Mis queridos hermanos y amigos:
La nueva ordenación del Año Litúrgico fruto del Concilio Vaticano II ha previsto que después de concluido el gran ciclo de la Pascua del Señor se celebren aquellas Fiestas y Solemnidades litúrgicas que nos ayuden a profundizar espiritualmente en el Misterio de Dios, Uno y Trino y, de forma muy singular, en el Misterio de Cristo, el Hijo enviado por el Padre en el Espíritu Santo para nuestra salvación. Así se dedican los dos domingos siguientes al de Pentecostés, respectivamente a la Solemnidad de la Stma. Trinidad y al Santísimo Sacramento del Cuerpo y de la Sangre de Cristo. A estas dos grandes Fiestas se añade la del Sagrado Corazón de Jesús que acabamos de celebrar el pasado viernes.

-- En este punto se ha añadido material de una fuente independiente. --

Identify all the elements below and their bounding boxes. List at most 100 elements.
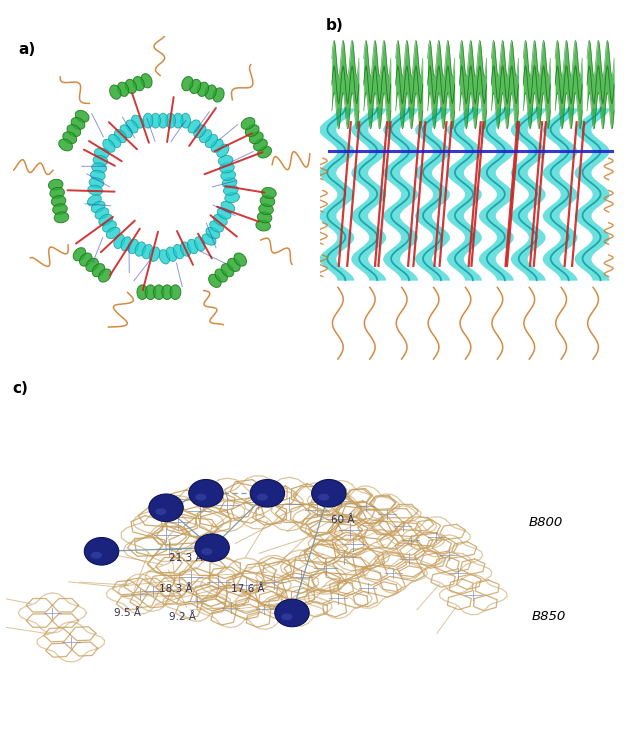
- Ellipse shape: [108, 135, 121, 147]
- Ellipse shape: [199, 130, 212, 143]
- Ellipse shape: [71, 118, 85, 130]
- Ellipse shape: [155, 508, 166, 515]
- Ellipse shape: [223, 185, 238, 195]
- Ellipse shape: [256, 220, 270, 231]
- Ellipse shape: [256, 494, 268, 500]
- Ellipse shape: [128, 239, 139, 254]
- Ellipse shape: [86, 258, 98, 272]
- Ellipse shape: [98, 269, 111, 282]
- Ellipse shape: [221, 201, 234, 212]
- Ellipse shape: [135, 242, 145, 256]
- Ellipse shape: [143, 113, 153, 128]
- Text: 9.5 Å: 9.5 Å: [114, 608, 140, 618]
- Text: a): a): [19, 42, 36, 58]
- Ellipse shape: [93, 155, 108, 166]
- Ellipse shape: [145, 285, 156, 300]
- Ellipse shape: [110, 85, 121, 99]
- Ellipse shape: [205, 85, 216, 99]
- Ellipse shape: [154, 285, 164, 300]
- Text: b): b): [326, 18, 344, 33]
- Ellipse shape: [170, 285, 181, 300]
- Ellipse shape: [149, 247, 160, 261]
- Ellipse shape: [219, 163, 234, 173]
- Ellipse shape: [84, 537, 119, 565]
- Ellipse shape: [259, 204, 273, 215]
- Ellipse shape: [275, 599, 309, 627]
- Ellipse shape: [94, 148, 109, 158]
- Ellipse shape: [217, 208, 231, 219]
- Ellipse shape: [217, 144, 229, 157]
- Ellipse shape: [48, 179, 63, 190]
- Ellipse shape: [260, 195, 275, 206]
- Ellipse shape: [213, 88, 224, 102]
- Ellipse shape: [201, 548, 213, 555]
- Ellipse shape: [241, 118, 255, 130]
- Ellipse shape: [137, 285, 148, 300]
- Ellipse shape: [206, 227, 219, 239]
- Ellipse shape: [211, 139, 223, 152]
- Ellipse shape: [150, 113, 161, 128]
- Ellipse shape: [142, 244, 153, 259]
- Ellipse shape: [209, 275, 221, 287]
- Ellipse shape: [80, 253, 92, 266]
- Text: 17.6 Å: 17.6 Å: [231, 585, 264, 594]
- Ellipse shape: [63, 132, 76, 144]
- Ellipse shape: [245, 124, 259, 136]
- Ellipse shape: [258, 147, 271, 158]
- Ellipse shape: [54, 212, 69, 223]
- Text: 21.3 Å: 21.3 Å: [169, 553, 203, 563]
- Ellipse shape: [95, 208, 109, 219]
- Ellipse shape: [91, 552, 102, 559]
- Ellipse shape: [73, 248, 86, 260]
- Ellipse shape: [228, 258, 240, 272]
- Ellipse shape: [75, 110, 89, 122]
- Ellipse shape: [173, 113, 183, 128]
- Ellipse shape: [158, 113, 168, 128]
- Ellipse shape: [234, 253, 246, 266]
- Ellipse shape: [250, 132, 263, 144]
- Text: c): c): [13, 381, 28, 396]
- Ellipse shape: [181, 242, 191, 256]
- Ellipse shape: [173, 244, 184, 259]
- Ellipse shape: [141, 74, 152, 88]
- Ellipse shape: [114, 130, 127, 143]
- Text: 18.3 Å: 18.3 Å: [159, 585, 192, 594]
- Ellipse shape: [88, 195, 102, 206]
- Ellipse shape: [51, 195, 66, 206]
- Ellipse shape: [221, 170, 236, 181]
- Ellipse shape: [92, 263, 105, 277]
- Ellipse shape: [103, 139, 115, 152]
- Ellipse shape: [99, 215, 113, 226]
- Ellipse shape: [159, 249, 170, 264]
- Ellipse shape: [215, 269, 228, 282]
- Ellipse shape: [253, 139, 267, 151]
- Ellipse shape: [257, 212, 272, 223]
- Ellipse shape: [250, 480, 285, 507]
- Ellipse shape: [205, 135, 218, 147]
- Text: 9.2 Å: 9.2 Å: [169, 611, 196, 622]
- Ellipse shape: [202, 234, 216, 245]
- Ellipse shape: [224, 192, 240, 203]
- Text: B850: B850: [532, 610, 566, 623]
- Text: 60 Å: 60 Å: [330, 516, 354, 525]
- Ellipse shape: [162, 285, 172, 300]
- Ellipse shape: [133, 76, 144, 91]
- Ellipse shape: [120, 125, 132, 138]
- Ellipse shape: [194, 237, 205, 251]
- Ellipse shape: [189, 79, 201, 93]
- Ellipse shape: [59, 139, 73, 151]
- Ellipse shape: [114, 234, 125, 249]
- Ellipse shape: [182, 76, 193, 91]
- Ellipse shape: [187, 239, 198, 254]
- Ellipse shape: [88, 185, 103, 195]
- Ellipse shape: [209, 221, 223, 232]
- Ellipse shape: [213, 215, 227, 226]
- Ellipse shape: [198, 82, 209, 96]
- Ellipse shape: [53, 204, 67, 215]
- Ellipse shape: [218, 155, 233, 166]
- Ellipse shape: [221, 263, 234, 277]
- Ellipse shape: [312, 480, 346, 507]
- Ellipse shape: [121, 237, 132, 251]
- Ellipse shape: [92, 201, 105, 212]
- Ellipse shape: [282, 613, 292, 620]
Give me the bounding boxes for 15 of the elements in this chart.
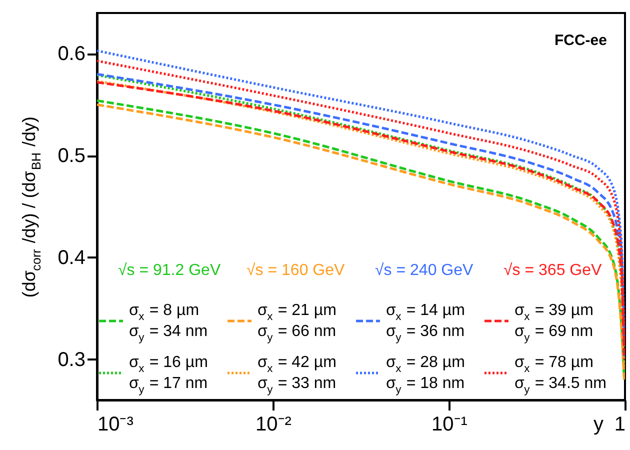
annotation: √s = 91.2 GeV (118, 262, 221, 279)
annotation: √s = 365 GeV (504, 262, 602, 279)
x-tick-label: 10⁻² (256, 414, 292, 436)
annotation: FCC-ee (554, 32, 607, 49)
y-tick-label: 0.5 (58, 145, 86, 168)
y-tick-label: 0.6 (58, 43, 86, 66)
x-tick-label: 1 (614, 414, 626, 436)
x-tick-label: 10⁻¹ (432, 414, 468, 436)
annotation: √s = 160 GeV (246, 262, 345, 279)
x-tick-label: 10⁻³ (98, 414, 134, 436)
y-axis-title: (dσcorr /dy) / (dσBH /dy) (19, 116, 44, 298)
annotation: √s = 240 GeV (375, 262, 474, 279)
x-axis-title: y (594, 414, 604, 436)
y-tick-label: 0.4 (58, 246, 86, 269)
y-tick-label: 0.3 (58, 348, 86, 371)
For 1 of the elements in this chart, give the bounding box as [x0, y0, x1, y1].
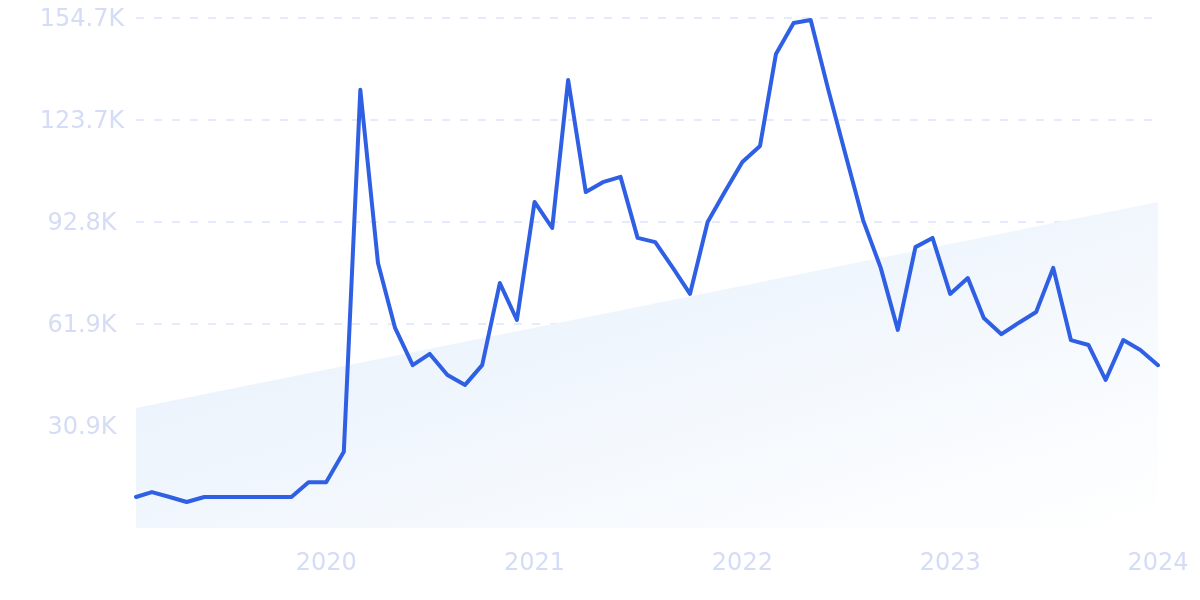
line-series [134, 17, 1160, 504]
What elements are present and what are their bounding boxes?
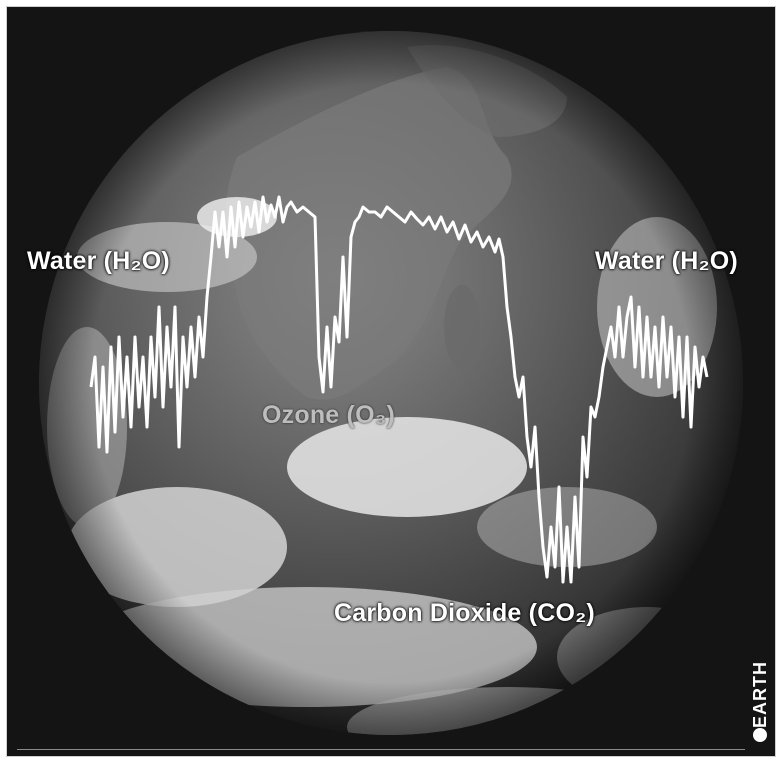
image-frame: Water (H₂O) Water (H₂O) Ozone (O₃) Carbo…: [6, 6, 776, 757]
planet-tag-text: EARTH: [750, 661, 770, 728]
water-label-left: Water (H₂O): [27, 247, 170, 275]
planet-tag: EARTH: [750, 661, 771, 746]
water-label-right: Water (H₂O): [595, 247, 738, 275]
frame-divider: [17, 749, 745, 750]
ozone-label: Ozone (O₃): [262, 401, 395, 429]
spectrum-curve: [89, 195, 709, 584]
filled-circle-icon: [753, 728, 768, 742]
earth-photo: [39, 31, 743, 735]
carbon-dioxide-label: Carbon Dioxide (CO₂): [334, 599, 595, 627]
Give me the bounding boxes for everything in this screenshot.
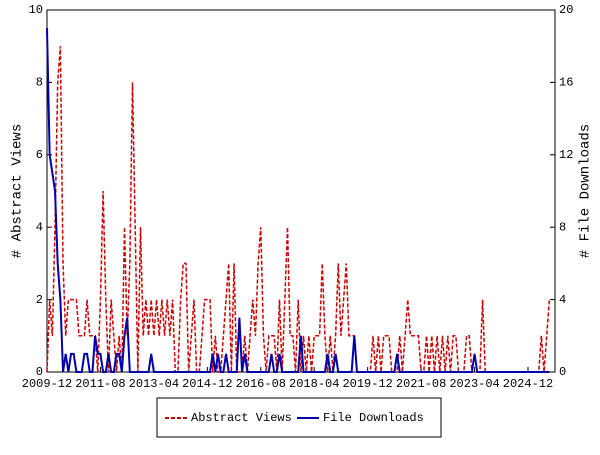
- x-tick-label: 2023-04: [449, 377, 499, 391]
- plot-frame: [46, 9, 556, 373]
- y2-tick-label: 0: [559, 365, 566, 379]
- x-tick-label: 2021-08: [396, 377, 446, 391]
- legend-label: Abstract Views: [191, 411, 292, 425]
- x-tick-label: 2011-08: [75, 377, 125, 391]
- y2-tick-label: 20: [559, 3, 573, 17]
- x-tick-label: 2009-12: [22, 377, 72, 391]
- y2-tick-label: 4: [559, 293, 566, 307]
- x-tick-label: 2016-08: [236, 377, 286, 391]
- y2-tick-label: 12: [559, 148, 573, 162]
- y-tick-label: 0: [36, 365, 43, 379]
- x-tick-label: 2019-12: [342, 377, 392, 391]
- y-tick-label: 8: [36, 76, 43, 90]
- y2-tick-label: 16: [559, 76, 573, 90]
- x-tick-label: 2018-04: [289, 377, 339, 391]
- x-tick-label: 2014-12: [182, 377, 232, 391]
- series-line: [46, 28, 550, 373]
- y-tick-label: 4: [36, 220, 43, 234]
- x-tick-label: 2024-12: [503, 377, 553, 391]
- x-tick-label: 2013-04: [129, 377, 179, 391]
- y-tick-label: 10: [29, 3, 43, 17]
- y-tick-label: 2: [36, 293, 43, 307]
- y2-axis-label: # File Downloads: [578, 124, 594, 258]
- y-axis-label: # Abstract Views: [10, 124, 26, 258]
- y-tick-label: 6: [36, 148, 43, 162]
- legend-label: File Downloads: [323, 411, 424, 425]
- series-line: [46, 46, 551, 373]
- y2-tick-label: 8: [559, 220, 566, 234]
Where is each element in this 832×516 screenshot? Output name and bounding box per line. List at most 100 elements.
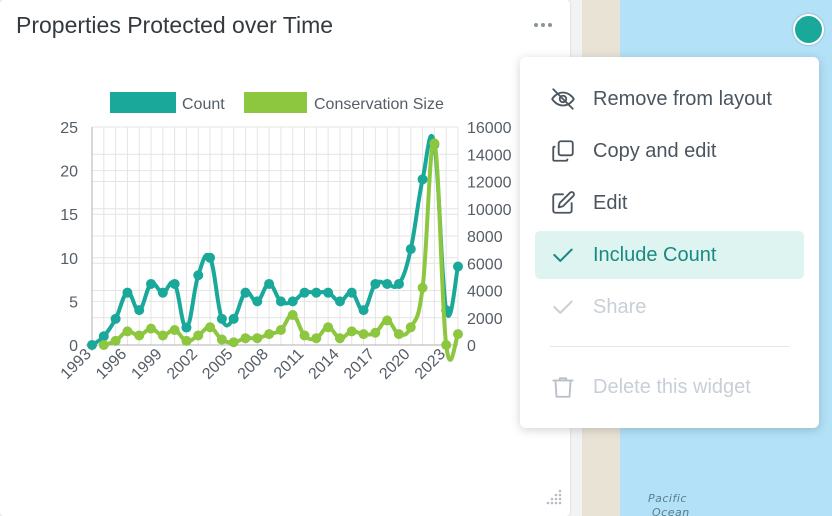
data-point-conservation-size[interactable] — [311, 333, 322, 344]
data-point-conservation-size[interactable] — [299, 330, 310, 341]
y-left-tick-label: 10 — [60, 251, 78, 268]
y-right-tick-label: 16000 — [467, 120, 512, 137]
menu-item-label: Edit — [593, 191, 628, 214]
data-point-conservation-size[interactable] — [453, 329, 463, 340]
map-location-marker[interactable] — [793, 14, 824, 45]
legend-label-count[interactable]: Count — [182, 96, 225, 113]
data-point-conservation-size[interactable] — [228, 337, 239, 348]
x-tick-label: 2014 — [306, 346, 343, 383]
data-point-count[interactable] — [287, 296, 298, 307]
menu-item-label: Copy and edit — [593, 139, 717, 162]
y-left-tick-label: 0 — [69, 338, 78, 355]
data-point-conservation-size[interactable] — [346, 326, 357, 337]
data-point-count[interactable] — [334, 296, 345, 307]
x-tick-label: 2011 — [271, 346, 307, 382]
data-point-count[interactable] — [216, 313, 227, 324]
data-point-count[interactable] — [252, 296, 263, 307]
data-point-conservation-size[interactable] — [122, 326, 133, 337]
data-point-conservation-size[interactable] — [169, 325, 180, 336]
data-point-conservation-size[interactable] — [252, 333, 263, 344]
menu-item-include-count[interactable]: Include Count — [535, 231, 804, 279]
data-point-conservation-size[interactable] — [405, 322, 416, 333]
menu-item-edit[interactable]: Edit — [535, 179, 804, 227]
data-point-count[interactable] — [311, 287, 322, 298]
data-point-conservation-size[interactable] — [393, 329, 404, 340]
legend-swatch-count[interactable] — [110, 92, 176, 113]
data-point-conservation-size[interactable] — [240, 333, 251, 344]
data-point-conservation-size[interactable] — [98, 340, 109, 350]
data-point-count[interactable] — [87, 340, 97, 350]
data-point-conservation-size[interactable] — [216, 334, 227, 345]
data-point-count[interactable] — [134, 305, 145, 316]
data-point-count[interactable] — [382, 278, 393, 289]
data-point-conservation-size[interactable] — [181, 335, 192, 346]
data-point-count[interactable] — [405, 244, 416, 255]
data-point-count[interactable] — [228, 313, 239, 324]
data-point-conservation-size[interactable] — [334, 333, 345, 344]
data-point-count[interactable] — [370, 278, 381, 289]
menu-item-remove-from-layout[interactable]: Remove from layout — [535, 75, 804, 123]
data-point-conservation-size[interactable] — [417, 282, 428, 293]
data-point-conservation-size[interactable] — [134, 330, 145, 341]
menu-item-share: Share — [535, 283, 804, 331]
data-point-count[interactable] — [323, 287, 334, 298]
data-point-count[interactable] — [110, 313, 121, 324]
eye-off-icon — [550, 86, 576, 112]
x-tick-label: 2005 — [199, 346, 236, 383]
y-left-tick-label: 5 — [69, 294, 78, 311]
data-point-conservation-size[interactable] — [441, 340, 452, 350]
data-point-count[interactable] — [240, 287, 251, 298]
x-tick-label: 1993 — [58, 346, 95, 383]
x-tick-label: 2002 — [164, 346, 201, 383]
data-point-conservation-size[interactable] — [382, 315, 393, 326]
data-point-conservation-size[interactable] — [429, 138, 440, 149]
data-point-count[interactable] — [346, 287, 357, 298]
data-point-conservation-size[interactable] — [193, 330, 204, 341]
data-point-count[interactable] — [98, 331, 109, 342]
series-line-count[interactable] — [90, 134, 460, 347]
data-point-count[interactable] — [275, 296, 286, 307]
widget-title: Properties Protected over Time — [16, 12, 334, 38]
data-point-conservation-size[interactable] — [146, 323, 157, 334]
menu-item-delete-widget: Delete this widget — [535, 363, 804, 411]
data-point-conservation-size[interactable] — [370, 327, 381, 338]
data-point-conservation-size[interactable] — [275, 325, 286, 336]
data-point-count[interactable] — [453, 261, 463, 272]
more-options-button[interactable] — [531, 14, 555, 36]
chart-series — [87, 134, 463, 362]
data-point-conservation-size[interactable] — [323, 322, 334, 333]
menu-item-label: Delete this widget — [593, 375, 751, 398]
more-dot-icon — [548, 23, 552, 27]
data-point-count[interactable] — [417, 174, 428, 185]
data-point-conservation-size[interactable] — [157, 330, 168, 341]
check-icon — [550, 242, 576, 268]
data-point-count[interactable] — [122, 287, 133, 298]
x-tick-label: 1999 — [128, 346, 165, 383]
y-right-tick-label: 2000 — [467, 311, 503, 328]
check-icon — [550, 294, 576, 320]
data-point-conservation-size[interactable] — [287, 310, 298, 321]
menu-item-label: Remove from layout — [593, 87, 772, 110]
data-point-count[interactable] — [205, 252, 216, 263]
legend-label-conservation-size[interactable]: Conservation Size — [314, 96, 444, 113]
chart-widget: Properties Protected over Time Count Con… — [0, 0, 570, 516]
data-point-conservation-size[interactable] — [110, 335, 121, 346]
data-point-count[interactable] — [169, 278, 180, 289]
data-point-conservation-size[interactable] — [264, 329, 275, 340]
resize-handle-icon[interactable] — [543, 488, 563, 508]
data-point-count[interactable] — [264, 278, 275, 289]
legend-swatch-conservation-size[interactable] — [244, 92, 307, 113]
data-point-count[interactable] — [146, 278, 157, 289]
data-point-count[interactable] — [157, 287, 168, 298]
data-point-count[interactable] — [393, 278, 404, 289]
y-right-tick-label: 8000 — [467, 229, 503, 246]
chart-legend: Count Conservation Size — [110, 92, 444, 113]
data-point-conservation-size[interactable] — [358, 329, 369, 340]
menu-item-copy-and-edit[interactable]: Copy and edit — [535, 127, 804, 175]
more-dot-icon — [534, 23, 538, 27]
data-point-count[interactable] — [299, 287, 310, 298]
data-point-count[interactable] — [181, 322, 192, 333]
data-point-conservation-size[interactable] — [205, 322, 216, 333]
data-point-count[interactable] — [193, 270, 204, 281]
data-point-count[interactable] — [358, 305, 369, 316]
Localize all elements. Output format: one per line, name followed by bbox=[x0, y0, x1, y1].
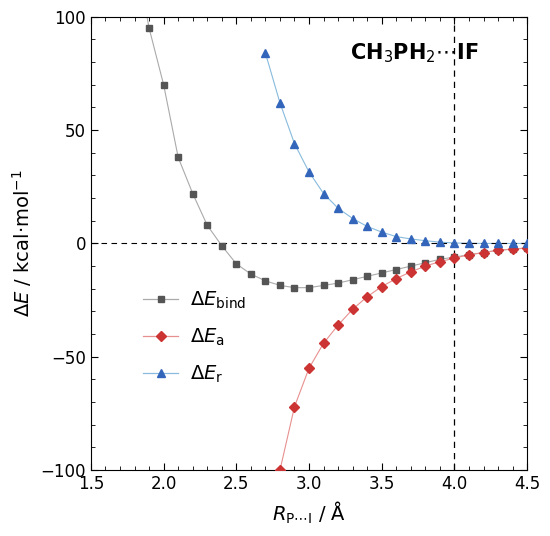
$\Delta\mathit{E}_\mathrm{r}$ bbox=[422, 237, 428, 244]
Text: CH$_3$PH$_2$$\cdots$IF: CH$_3$PH$_2$$\cdots$IF bbox=[350, 42, 480, 65]
$\Delta\mathit{E}_\mathrm{bind}$ bbox=[320, 282, 327, 288]
$\Delta\mathit{E}_\mathrm{a}$ bbox=[364, 294, 371, 300]
$\Delta\mathit{E}_\mathrm{r}$ bbox=[437, 239, 443, 245]
$\Delta\mathit{E}_\mathrm{r}$ bbox=[277, 100, 283, 106]
$\Delta\mathit{E}_\mathrm{r}$ bbox=[480, 240, 487, 247]
$\Delta\mathit{E}_\mathrm{bind}$ bbox=[277, 282, 283, 288]
$\Delta\mathit{E}_\mathrm{r}$ bbox=[306, 169, 312, 175]
$\Delta\mathit{E}_\mathrm{bind}$ bbox=[393, 266, 400, 273]
Line: $\Delta\mathit{E}_\mathrm{bind}$: $\Delta\mathit{E}_\mathrm{bind}$ bbox=[117, 0, 531, 291]
$\Delta\mathit{E}_\mathrm{bind}$ bbox=[175, 154, 182, 160]
$\Delta\mathit{E}_\mathrm{r}$ bbox=[524, 240, 530, 247]
$\Delta\mathit{E}_\mathrm{bind}$ bbox=[204, 222, 211, 228]
$\Delta\mathit{E}_\mathrm{bind}$ bbox=[306, 285, 312, 291]
$\Delta\mathit{E}_\mathrm{bind}$ bbox=[437, 256, 443, 263]
X-axis label: $\mathit{R}_\mathrm{P{\cdots}I}$ / Å: $\mathit{R}_\mathrm{P{\cdots}I}$ / Å bbox=[272, 500, 346, 526]
$\Delta\mathit{E}_\mathrm{bind}$ bbox=[248, 271, 254, 277]
$\Delta\mathit{E}_\mathrm{bind}$ bbox=[466, 251, 472, 258]
$\Delta\mathit{E}_\mathrm{a}$ bbox=[335, 322, 342, 328]
$\Delta\mathit{E}_\mathrm{bind}$ bbox=[422, 259, 428, 266]
$\Delta\mathit{E}_\mathrm{r}$ bbox=[408, 236, 414, 242]
$\Delta\mathit{E}_\mathrm{a}$ bbox=[437, 258, 443, 265]
Line: $\Delta\mathit{E}_\mathrm{r}$: $\Delta\mathit{E}_\mathrm{r}$ bbox=[261, 49, 531, 248]
$\Delta\mathit{E}_\mathrm{a}$ bbox=[524, 245, 530, 251]
$\Delta\mathit{E}_\mathrm{a}$ bbox=[320, 340, 327, 346]
$\Delta\mathit{E}_\mathrm{r}$ bbox=[495, 240, 502, 247]
$\Delta\mathit{E}_\mathrm{a}$ bbox=[349, 306, 356, 312]
$\Delta\mathit{E}_\mathrm{bind}$ bbox=[146, 25, 152, 31]
$\Delta\mathit{E}_\mathrm{bind}$ bbox=[161, 81, 167, 88]
$\Delta\mathit{E}_\mathrm{bind}$ bbox=[335, 280, 342, 286]
$\Delta\mathit{E}_\mathrm{bind}$ bbox=[524, 245, 530, 251]
$\Delta\mathit{E}_\mathrm{r}$ bbox=[393, 234, 400, 240]
$\Delta\mathit{E}_\mathrm{r}$ bbox=[262, 50, 269, 56]
$\Delta\mathit{E}_\mathrm{bind}$ bbox=[509, 246, 516, 252]
$\Delta\mathit{E}_\mathrm{a}$ bbox=[509, 246, 516, 252]
$\Delta\mathit{E}_\mathrm{a}$ bbox=[422, 263, 428, 269]
$\Delta\mathit{E}_\mathrm{a}$ bbox=[306, 365, 312, 371]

De este modo la Iglesia por la vía espiritualmente mejor, la de la celebración y oración litúrgicas, nos introduce en su experiencia primera y fundamental: la del Amor infinito de Dios para con nosotros. Amor misericordioso que supera toda comprensión y toda medida humanas. El Corazón de Jesús herido por la lanza del soldado, del que brotó sangre y agua, simboliza con un sublime realismo que los Padres de la Iglesia tan frecuente y bellamente han subrayado, dónde está la fuente de la que manan los Sacramentos -especialmente los del Bautismo y de la Eucaristía- y el Misterio mismo de la Iglesia; y hasta que límites de entrega al hombre ha llegado el Amor de Dios.
No es extraño, por ello, que la devoción al Sagrado Corazón de Jesús haya ido naciendo y desarrollándose en la Iglesia progresivamente con una intensidad creciente, sobre todo en los últimos siglos, hasta el punto de que a muchos les haya parecido un descubrimiento espiritual típico de su período más próximo a nosotros. ¿Quién de las generaciones de nuestros mayores ha podido olvidar aquella entrañable jaculatoria del «Sagrado Corazón de Jesús en Vos confío», que nos enseñaron nuestras madres desde el balbuceo de nuestras primeras oraciones infantiles? En el amor y en la confianza puestos en el Corazón de Cristo se escondieron por igual las vivencias místicas, inefables, de los más grandes Santos modernos y contemporáneos -rememoremos algunos: Santa Teresa de Jesús, Santa Teresa del Niño Jesús, San Francisco de Sales, San Juan Bosco, la Beata Maravillas de Jesús, etc.- y las de las almas más sencillas.
Todo lo que pudo haber rodeado en el pasado alguna de las formas de piedad popular, relacionadas con el Sagrado Corazón, de fácil sentimentalismo y de un cristianismo almibarado quedó más que superado por la hondura sobrenatural y la exigencia constante de conversión con la que presentaron esta devoción sin excepción sus más grandes promotoras desde Santa Margarita María de Alacoque hasta los Sumos Pontífices de este siglo. El Concilio Vaticano II, y la reflexión teológico-litúrgica que suscitó, vinieron a consumar esa historia espiritual, tan rica y tan fecunda para la vida cristiana, del conocimiento más interior y más eclesialmente centrado de ese Misterio admirable del amor divino-humano de Jesucristo.
Al estilo de Pablo. Hoy como ayer podemos decir, con él y como él, con los acentos de finales del segundo milenio de la fe cristiana, después de dos mil años de conocimiento vivo de Jesucristo, transidos por la esperanza que su Espíritu ha derramado en nuestros corazones: «que ni muerte, ni vida, ni ángeles, ni principados, ni presente, ni futuro ni potencias, ni altura podrá apartarnos del amor de Dios, manifestado en Cristo Jesús Señor nuestro (Rom. 8,39).
De ese Amor nos fiamos y en él confiamos con todos las fibras de nuestro ser: nosotros, los testigos de uno de los tiempos en los que se busca el amor por los métodos y compromisos más contradictorios y falsificadores de su verdadera naturaleza; nosotros los que hemos presenciado el fracaso más dramático -casi apocalíptico- de sus versiones puramente humanas, apoyadas en la sola soberanía del hombre. En pocas épocas de la historia se ha mostrado el hombre tan menesteroso de amor y tan soberbio y arbitrario a la hora de alcanzarlo como en la nuestra.
A ese hombre, al que hemos sido llamados a evangelizar de nuevo, se le puede recordar con la clara voz de nuestra mejor poesía mística:
«Y, aunque él se duerma, Señor,
el amor vive despierto;
que no es el amor el muerto.
¡Vos sois el muerto de amor!»
No hay mejor fórmula para no olvidarlo nunca que la del amor y el corazón de su Madre y nuestra Madre, María.